Si evince pertanto da tale provvedimento che, contrariamente a quanto ritenuto da parte ricorrente, l’erogazione gratuita dei farmaci componenti il Multitrattamento Di Bella per soggetti indigenti riguarda solo la cura delle patologie tumorali per le quali era stata disposta la sperimentazione ai sensi del predetto D.L. n. 23 del 1998, art. 1 e non, indiscriminatamente, tutti i casi di “speranza terapeutica”.

Quindi, la mancata ammissione dei farmaci somministrati alla suddetta sperimentazione – e sul punto nessun rilievo è stato mosso da parte ricorrente all’impugnata sentenza laddove ha rilevato che “la patologia tumorale da cui era affetto lo Z., contrariamente a quanto ritenuto dal primo giudice, non rientrava fra quelle sottoposte a sperimentazione” – esclude, ab origine, la possibilità di erogazione gratuita da parte del SSN dei farmaci in questione, ai sensi dell’art. 2, comma 1, e art. 3, comma 4, del citato Decreto, pur avuto riguardo all’intervento correttivo operato dalla Corte Costituzionale con la predetta sentenza n. 185/98.

Il suddetto motivo di ricorso non può pertanto trovare accoglimento, ed in tale statuizione rimangono assorbiti gli ulteriori motivi di ricorso stante il limite invalicabile costituito dall’esigenza che i farmaci somministrati rientrassero fra quelli oggetto di sperimentazione clinica di cui al D.L. n. 23 del 1998, art. 1.

Sul punto va comunque evidenziato che sia la questione relativa all’accertamento in ordine al dedotto giovamento che il multitrattamento Di Bella avrebbe determinato nell’interessato, come pure la questione relativa all’asserita prestazione da parte dello Z. del proprio consenso informato, involgono in realtà la valutazione di specifiche questioni di fatto, valutazione non consentita in sede di giudizio di legittimità.

In proposito ritiene invero il Collegio di dover ribadire il consolidato indirizzo giurisprudenziale in base al quale la valutazione delle varie risultanze probatorie involge apprezzamenti di fatto riservati al giudice del merito, il quale nell’adottare le proprie statuizioni, non incontra altro limite che quello di indicare le ragioni del proprio convincimento (Cass. sez. lav., 20.3.2008 n. 7600; Cass. sez. lav., 8.3.2007 n. 5286; Cass. sez. lav., 15.4.2004 n. 7201; Cass. sez. lav., 7.8.2003 n. 11933; Cass. sez. lav., 9.4.2001 n. 5231).

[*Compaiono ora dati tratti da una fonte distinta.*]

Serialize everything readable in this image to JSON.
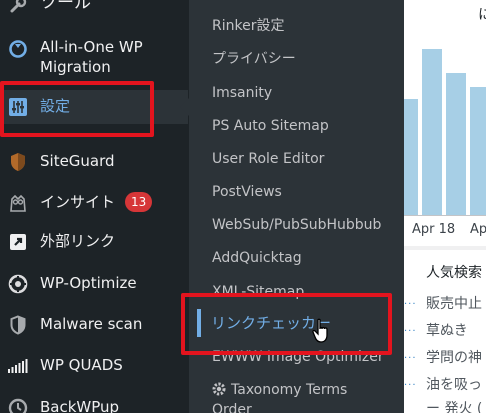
{
  "sidebar": {
    "items": [
      {
        "label": "ツール"
      },
      {
        "label": "All-in-One WP",
        "label2": "Migration"
      },
      {
        "label": "設定"
      },
      {
        "label": "SiteGuard"
      },
      {
        "label": "インサイト",
        "badge": "13"
      },
      {
        "label": "外部リンク"
      },
      {
        "label": "WP-Optimize"
      },
      {
        "label": "Malware scan"
      },
      {
        "label": "WP QUADS"
      },
      {
        "label": "BackWPup"
      }
    ]
  },
  "submenu": {
    "items": [
      {
        "label": "Rinker設定"
      },
      {
        "label": "プライバシー"
      },
      {
        "label": "Imsanity"
      },
      {
        "label": "PS Auto Sitemap"
      },
      {
        "label": "User Role Editor"
      },
      {
        "label": "PostViews"
      },
      {
        "label": "WebSub/PubSubHubbub"
      },
      {
        "label": "AddQuicktag"
      },
      {
        "label": "XML-Sitemap"
      },
      {
        "label": "リンクチェッカー"
      },
      {
        "label": "EWWW Image Optimizer"
      },
      {
        "label": "Taxonomy Terms",
        "label2": "Order"
      }
    ]
  },
  "content": {
    "header_fragment": "に",
    "chart": {
      "tick_labels": [
        "Apr 18",
        "Apr"
      ],
      "bar_levels": [
        0.58,
        0.83,
        0.71,
        0.64
      ]
    },
    "popular_title": "人気検索",
    "popular_rows": [
      "販売中止",
      "草ぬき",
      "学問の神",
      "油を吸っ",
      "ー 発火 ("
    ]
  },
  "colors": {
    "menu_bg": "#1d2327",
    "submenu_bg": "#2c3338",
    "accent": "#72aee6",
    "highlight": "#e3141e",
    "badge": "#d63638",
    "bar": "#a7cfe6"
  }
}
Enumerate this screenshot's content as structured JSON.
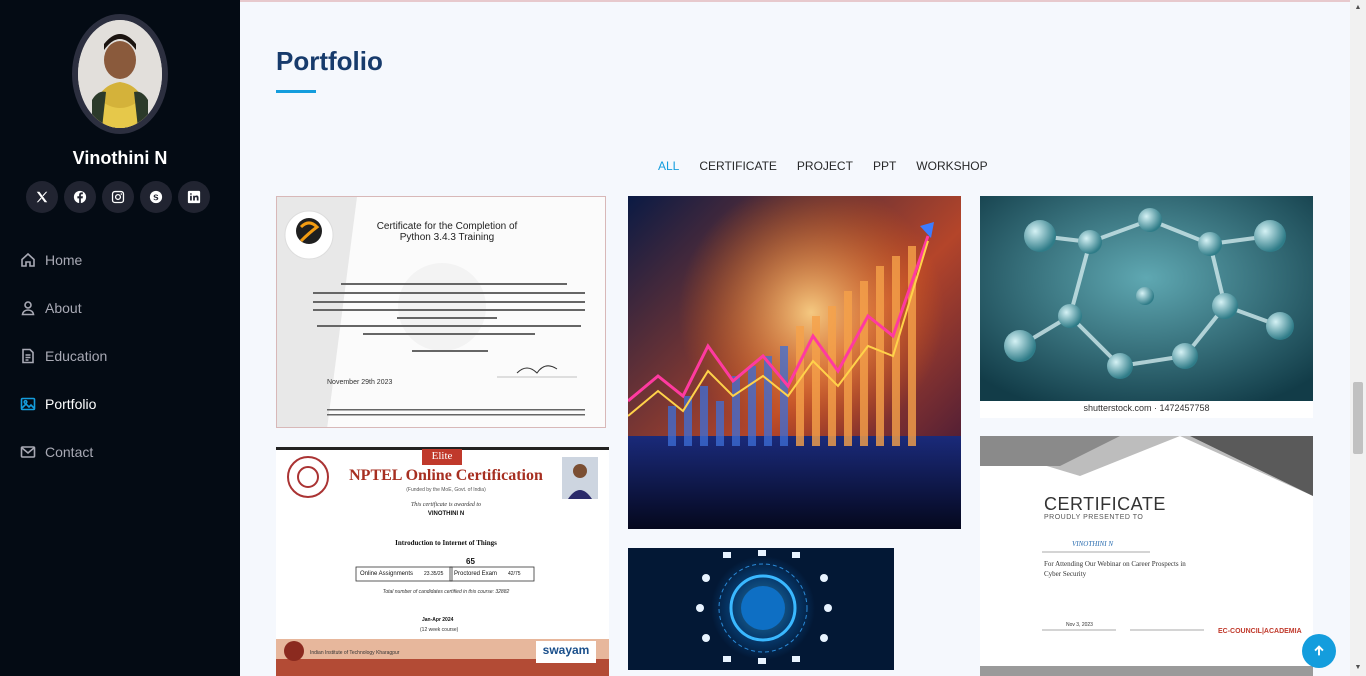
{
  "profile": {
    "name": "Vinothini N"
  },
  "socials": [
    {
      "icon": "x-icon"
    },
    {
      "icon": "facebook-icon"
    },
    {
      "icon": "instagram-icon"
    },
    {
      "icon": "skype-icon"
    },
    {
      "icon": "linkedin-icon"
    }
  ],
  "nav": {
    "home": "Home",
    "about": "About",
    "education": "Education",
    "portfolio": "Portfolio",
    "contact": "Contact"
  },
  "section": {
    "title": "Portfolio"
  },
  "filters": {
    "all": "ALL",
    "certificate": "CERTIFICATE",
    "project": "PROJECT",
    "ppt": "PPT",
    "workshop": "WORKSHOP"
  },
  "cert_python": {
    "title": "Certificate for the Completion of",
    "course": "Python 3.4.3 Training",
    "date": "November 29th 2023"
  },
  "cert_nptel": {
    "badge": "Elite",
    "title": "NPTEL Online Certification",
    "sub": "(Funded by the MoE, Govt. of India)",
    "awarded": "This certificate is awarded to",
    "name": "VINOTHINI N",
    "course": "Introduction to Internet of Things",
    "score": "65",
    "assign_label": "Online Assignments",
    "assign_val": "23.35/25",
    "exam_label": "Proctored Exam",
    "exam_val": "42/75",
    "candidates": "Total number of candidates certified in this course: 32882",
    "period": "Jan-Apr 2024",
    "weeks": "(12 week course)",
    "institute": "Indian Institute of Technology Kharagpur",
    "swayam": "swayam"
  },
  "molecule": {
    "caption": "shutterstock.com · 1472457758"
  },
  "cert_webinar": {
    "title": "CERTIFICATE",
    "sub": "PROUDLY PRESENTED TO",
    "name": "VINOTHINI N",
    "line1": "For Attending Our Webinar on Career Prospects in",
    "line2": "Cyber Security",
    "date": "Nov 3, 2023",
    "brand": "EC-COUNCIL|ACADEMIA"
  },
  "colors": {
    "accent": "#149ddd",
    "sidebar": "#040b14",
    "title": "#173b6c"
  }
}
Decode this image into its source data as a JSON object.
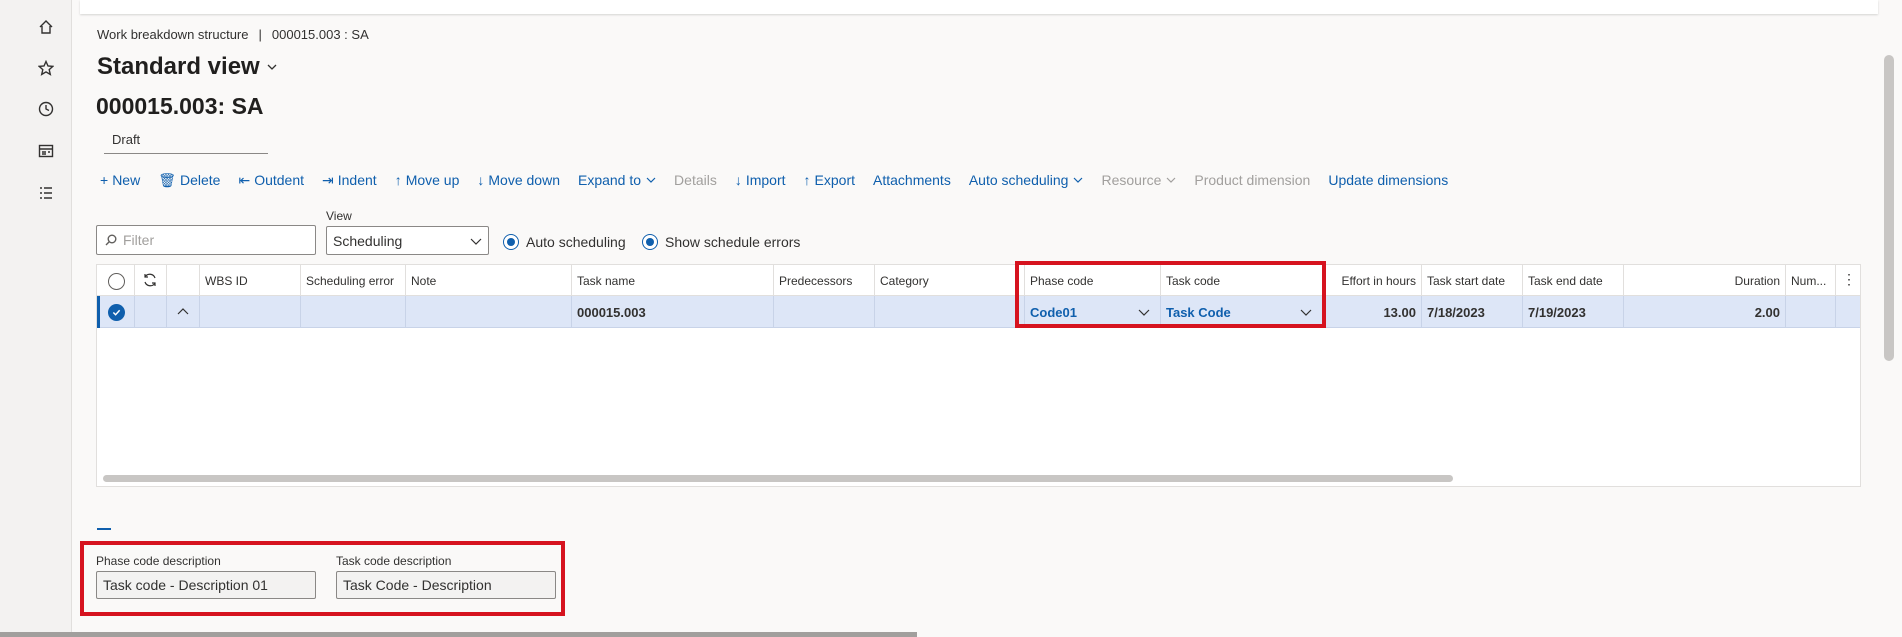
{
  "nav": {
    "items": [
      {
        "name": "home-icon"
      },
      {
        "name": "star-icon"
      },
      {
        "name": "clock-icon"
      },
      {
        "name": "workspace-icon"
      },
      {
        "name": "list-icon"
      }
    ]
  },
  "breadcrumb": {
    "section": "Work breakdown structure",
    "separator": "|",
    "record": "000015.003 : SA"
  },
  "view_name": "Standard view",
  "record_title": "000015.003: SA",
  "status": "Draft",
  "toolbar": {
    "new": "New",
    "delete": "Delete",
    "outdent": "Outdent",
    "indent": "Indent",
    "move_up": "Move up",
    "move_down": "Move down",
    "expand_to": "Expand to",
    "details": "Details",
    "import": "Import",
    "export": "Export",
    "attachments": "Attachments",
    "auto_scheduling": "Auto scheduling",
    "resource": "Resource",
    "product_dimension": "Product dimension",
    "update_dimensions": "Update dimensions"
  },
  "filter": {
    "placeholder": "Filter"
  },
  "view": {
    "label": "View",
    "value": "Scheduling"
  },
  "options": {
    "auto_scheduling": "Auto scheduling",
    "show_schedule_errors": "Show schedule errors"
  },
  "grid": {
    "headers": {
      "wbs_id": "WBS ID",
      "scheduling_error": "Scheduling error",
      "note": "Note",
      "task_name": "Task name",
      "predecessors": "Predecessors",
      "category": "Category",
      "phase_code": "Phase code",
      "task_code": "Task code",
      "effort": "Effort in hours",
      "start": "Task start date",
      "end": "Task end date",
      "duration": "Duration",
      "num": "Num..."
    },
    "row": {
      "task_name": "000015.003",
      "phase_code": "Code01",
      "task_code": "Task Code",
      "effort": "13.00",
      "start": "7/18/2023",
      "end": "7/19/2023",
      "duration": "2.00"
    }
  },
  "details": {
    "phase_label": "Phase code description",
    "phase_value": "Task code - Description 01",
    "task_label": "Task code description",
    "task_value": "Task Code - Description"
  },
  "colors": {
    "accent": "#0f5fad",
    "highlight": "#d6131f",
    "selected_row": "#dde6f7"
  }
}
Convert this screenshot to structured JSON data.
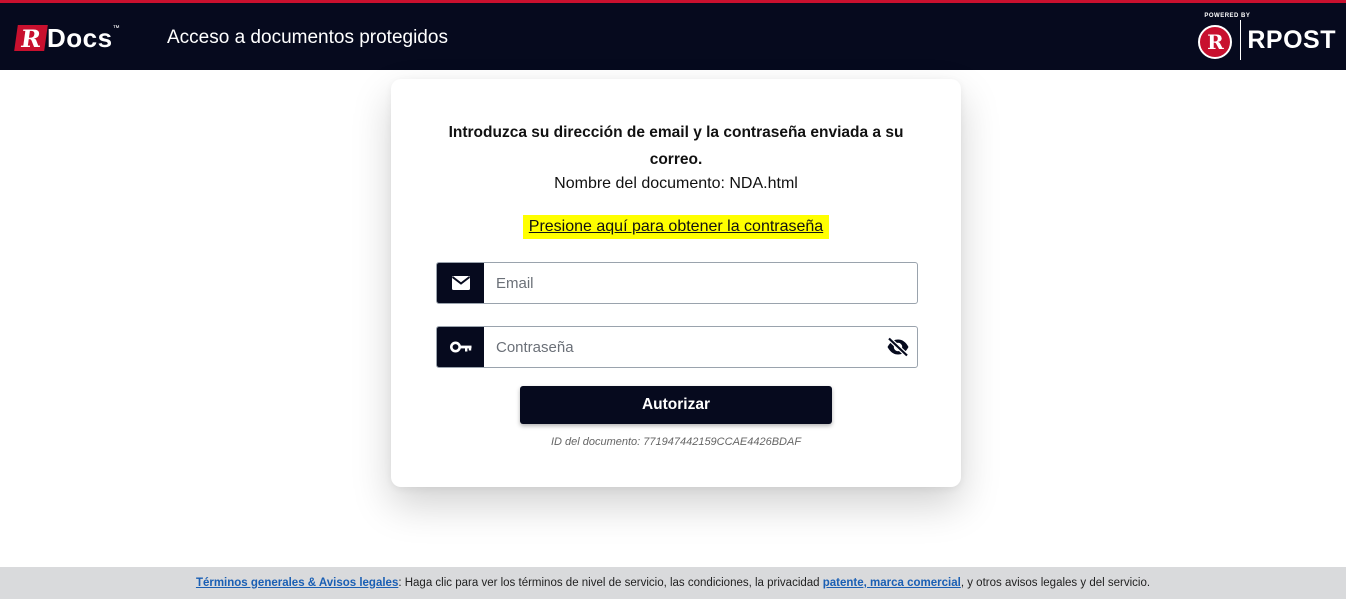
{
  "header": {
    "logo_letter": "R",
    "logo_text": "Docs",
    "logo_tm": "™",
    "title": "Acceso a documentos protegidos",
    "powered_by": "POWERED BY",
    "rpost_letter": "R",
    "rpost_text": "RPOST"
  },
  "card": {
    "prompt": "Introduzca su dirección de email y la contraseña enviada a su correo.",
    "document_name": "Nombre del documento: NDA.html",
    "get_password_link": "Presione aquí para obtener la contraseña",
    "email_placeholder": "Email",
    "password_placeholder": "Contraseña",
    "authorize_button": "Autorizar",
    "document_id": "ID del documento: 771947442159CCAE4426BDAF"
  },
  "icons": {
    "email": "envelope-icon",
    "password": "key-icon",
    "toggle": "eye-off-icon"
  },
  "footer": {
    "terms_link": "Términos generales & Avisos legales",
    "text_1": ": Haga clic para ver los términos de nivel de servicio, las condiciones, la privacidad ",
    "patent_link": "patente, marca comercial",
    "text_2": ", y otros avisos legales y del servicio."
  },
  "colors": {
    "header_bg": "#060a1e",
    "brand_red": "#c8102e",
    "highlight": "#ffff00",
    "link": "#1a5fb4"
  }
}
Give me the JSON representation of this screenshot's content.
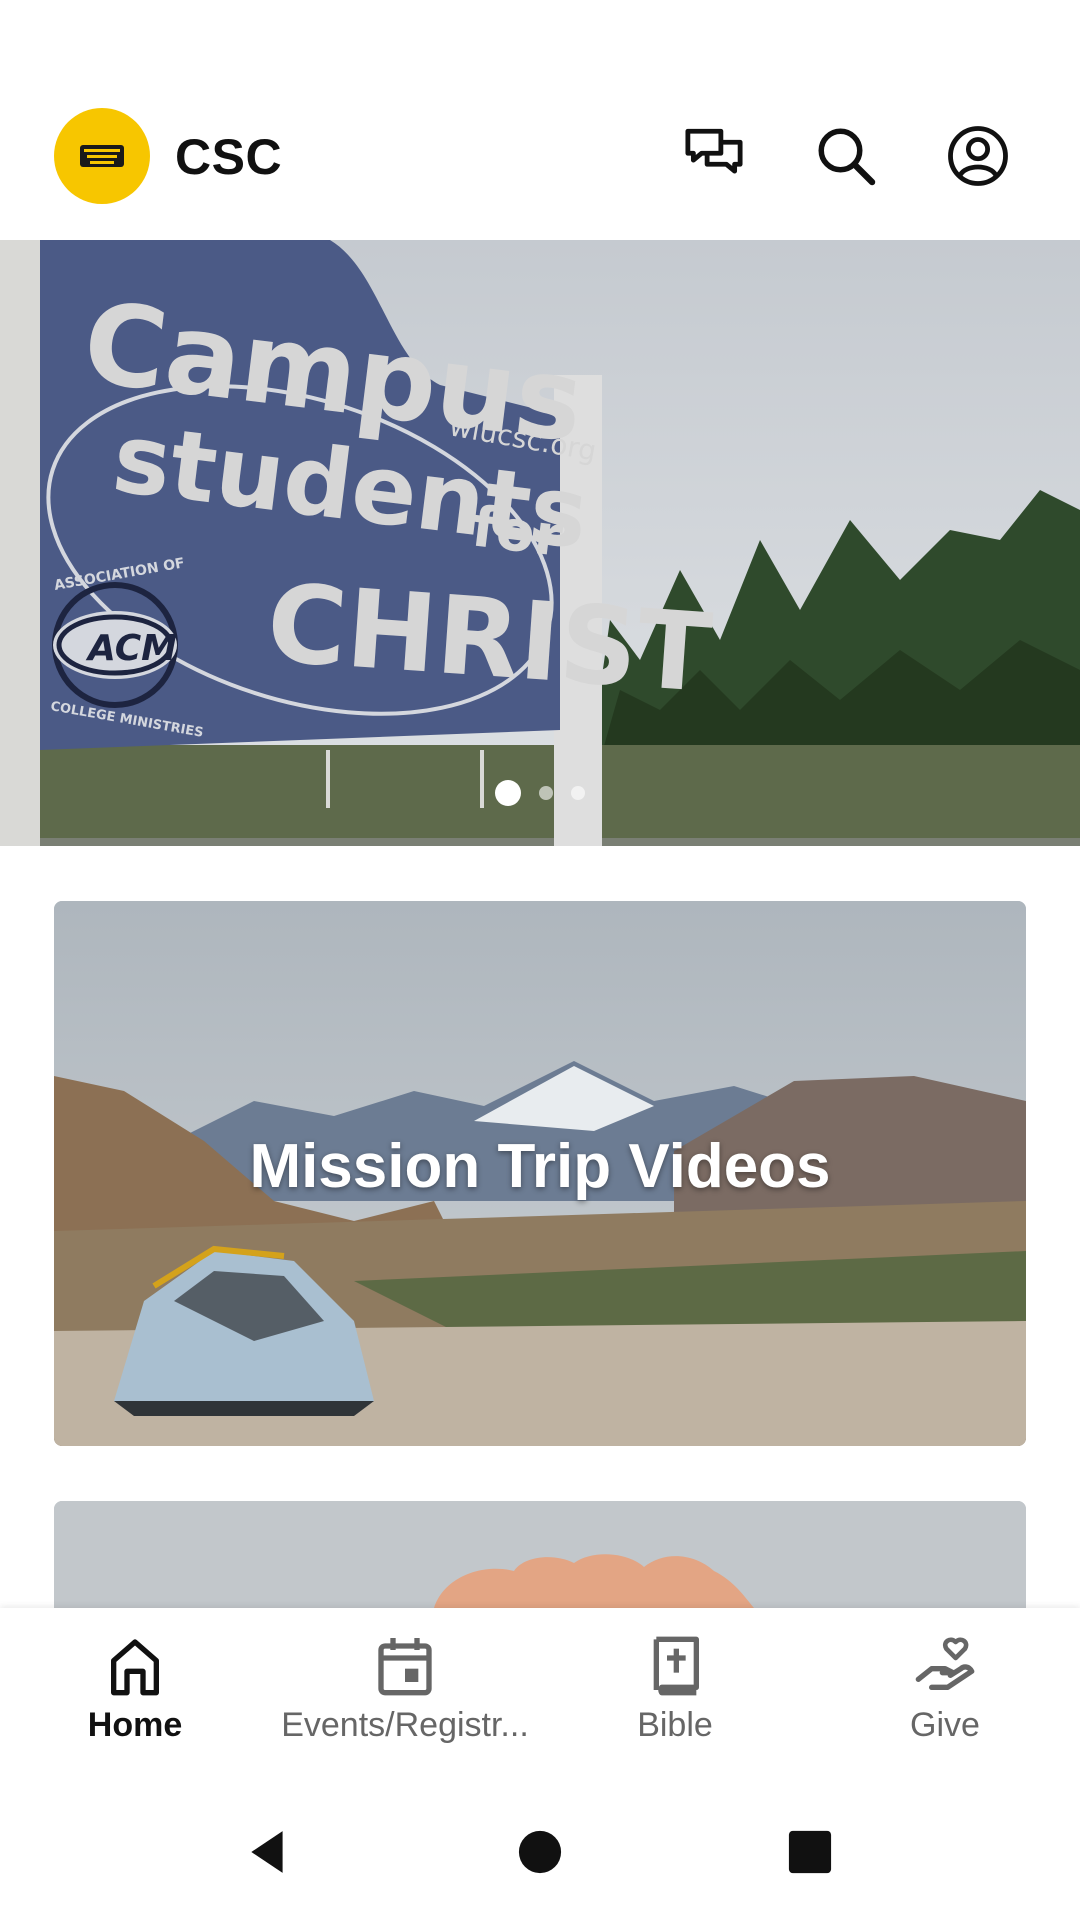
{
  "app": {
    "title": "CSC"
  },
  "colors": {
    "brand_yellow": "#f7c600",
    "nav_active": "#111111",
    "nav_inactive": "#666666",
    "sign_blue": "#4b5a86"
  },
  "header": {
    "logo_text": "Campus Students for CHRIST",
    "actions": [
      {
        "name": "chat-icon"
      },
      {
        "name": "search-icon"
      },
      {
        "name": "account-icon"
      }
    ]
  },
  "hero": {
    "sign": {
      "line1": "Campus",
      "line2": "students",
      "line3": "for",
      "line4": "CHRIST",
      "website": "wiucsc.org",
      "badge_top": "ASSOCIATION OF",
      "badge_mid": "ACM",
      "badge_bottom": "COLLEGE MINISTRIES"
    },
    "slide_count": 3,
    "active_slide": 1
  },
  "cards": [
    {
      "title": "Mission Trip Videos"
    },
    {
      "title": ""
    }
  ],
  "bottom_nav": {
    "items": [
      {
        "label": "Home",
        "icon": "home-icon",
        "active": true
      },
      {
        "label": "Events/Registr...",
        "icon": "calendar-icon",
        "active": false
      },
      {
        "label": "Bible",
        "icon": "bible-icon",
        "active": false
      },
      {
        "label": "Give",
        "icon": "give-icon",
        "active": false
      }
    ]
  }
}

E nel caso di specie la Corte territoriale ha evidenziato che dalla consulenza medico legale effettuata era emerso con certezza che il miglioramento era dovuto ai medicinali tradizionali che lo Z. aveva assunto, e che dagli atti di causa non era emerso che lo stesso avesse mai prestato il proprio consenso informato (non potendosi ritenere, rileva il Collegio, che tale consenso possa desumersi implicitamente dalla volontà espressa, successivamente, dal predetto di adire la competente autorità giudiziaria per ottenere l’erogazione gratuita dei relativi farmaci).

Il ricorso va pertanto rigettato.

Ricorrono giusti motivi, avuto riguardo alla peculiarità e controvertibilità della materia, per compensare tra le parti le spese relative al presente giudizio di legittimità.

P.Q.M.

La Corte rigetta il ricorso; compensa tra le parti le spese relative al presente giudizio di cassazione.

Così deciso in Roma, il 20 settembre 2011.